Data Control Issue #2: Restrictions on Use

  • Data used to serve the cloud customer
  • Data used by the cloud vendor: (i) vendor analysis and reporting; and (ii) improvement of products and services
  • Data used for privacy law compliance purposes
  • Restrictions on marketing with the data
  • Restrictions on locations of data
  • Restrictions on devices that can use or process the data
  • Compliance with a customer’s privacy policy
  • Restrictions or limitation on the aggregation of data: De-identified data: all PII removed; or Truly anonymized: PII removed and no key/code available to recreate it.

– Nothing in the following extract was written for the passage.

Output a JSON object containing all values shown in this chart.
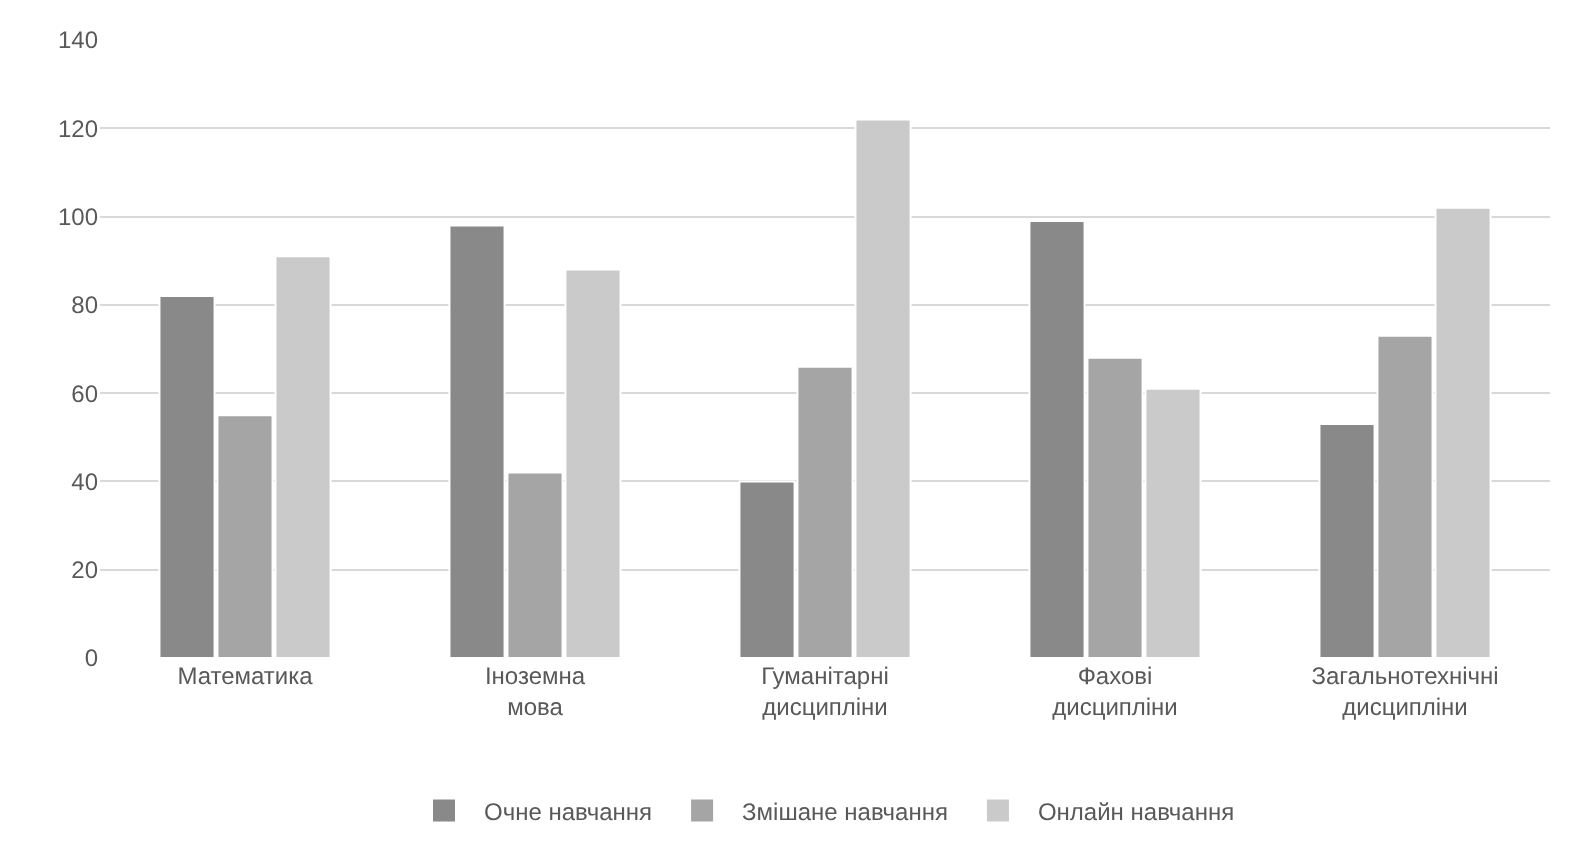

Contractual Management of Cloud Providers

Pre-Selection of Cloud Providers:

  • Investigate potential providers risk tolerance and control environment
  • Evaluate and consider: Risk management and oversight; Preventative, detective and corrective controls; and Use of vendors and subcontractors

Build protections into contract with cloud provider

  • Representations and warranties regarding scope of cyber security program
  • Obligation to disclose cyber security events
  • Right to review cyber security policies and procedures
  • Require specific vendor and subcontractor standards
  • Restrict where data can be stored/located/transferred
  • Requirements to return or destroy data

Assess the risk of using a cloud provider

  • Regular review of data protection and cyber security policies and procedures
  • Provider’s maintenance of cyber security insurance
  • Analyze and investigate provider’s processes and systems for dealing with security threats and protection of PII
  • Inquiry as to any past data breaches and security threats

Director and Officer Actions

  • Corporate board has fiduciary duty to protect corporate assets, including categories of data
  • Need to be proactive in protection of data and prevention of breaches
  • Maintain a Chief Information Security Officer
  • Establish a cyber security subcommittee
  • Have an incident response system in place
  • Directors and officers should be aware of organization’s cloud computing providers and the contracts governing those relationships

Top 12 Current Cloud Security Threats in 2018

  1. Data breaches – targeted attack, human error, application vulnerabilities, or poor security practices
  2. Insufficient identity, credential and access management – bad actors masquerading as legitimate users, operators or developers
  3. Insecure interfaces and application programming interfaces – accidental or malicious attempts to circumvent software user interfaces that manage and interact with cloud services
  4. System vulnerabilities – exploitable bugs in programs that attackers can use to infiltrate a system
  5. Account hijacking – gaining access to a user’s credentials and thus allowing the manipulation of data, provision of falsified information, monitoring of transactions, and redirection to illegitimate sites
  6. Malicious insiders – not only can access potentially sensitive information, but can grant himself or herself greater, expanded access to more critical systems and data
  7. Advanced persistent threats – form of cyber-attack that infiltrates systems to establish a foothold in the IT infrastructure of a company, enabling attackers to steal data
  8. Data loss – accidental deletions or physical catastrophes can lead to permanent loss of data unless proper steps taken
  9. Insufficient due diligence – organizations rushing to adopt cloud technologies and thus choose inadequate providers
  10. Abuse and nefarious use of cloud services - poorly secured cloud service deployments, free cloud service trials, and fraudulent account sign-ups via payment instrument fraud expose cloud computing models to malicious attacks
  11. Denial of services - designed to prevent users of a service from being able to access their data or applications
  12. Shared technology vulnerabilities - underlying components that comprise the infrastructure supporting cloud services deployment may not have been designed to offer strong isolation properties for a multi-tenant architecture or multi-customer applications, which can lead to shared technology vulnerabilities that can be exploited.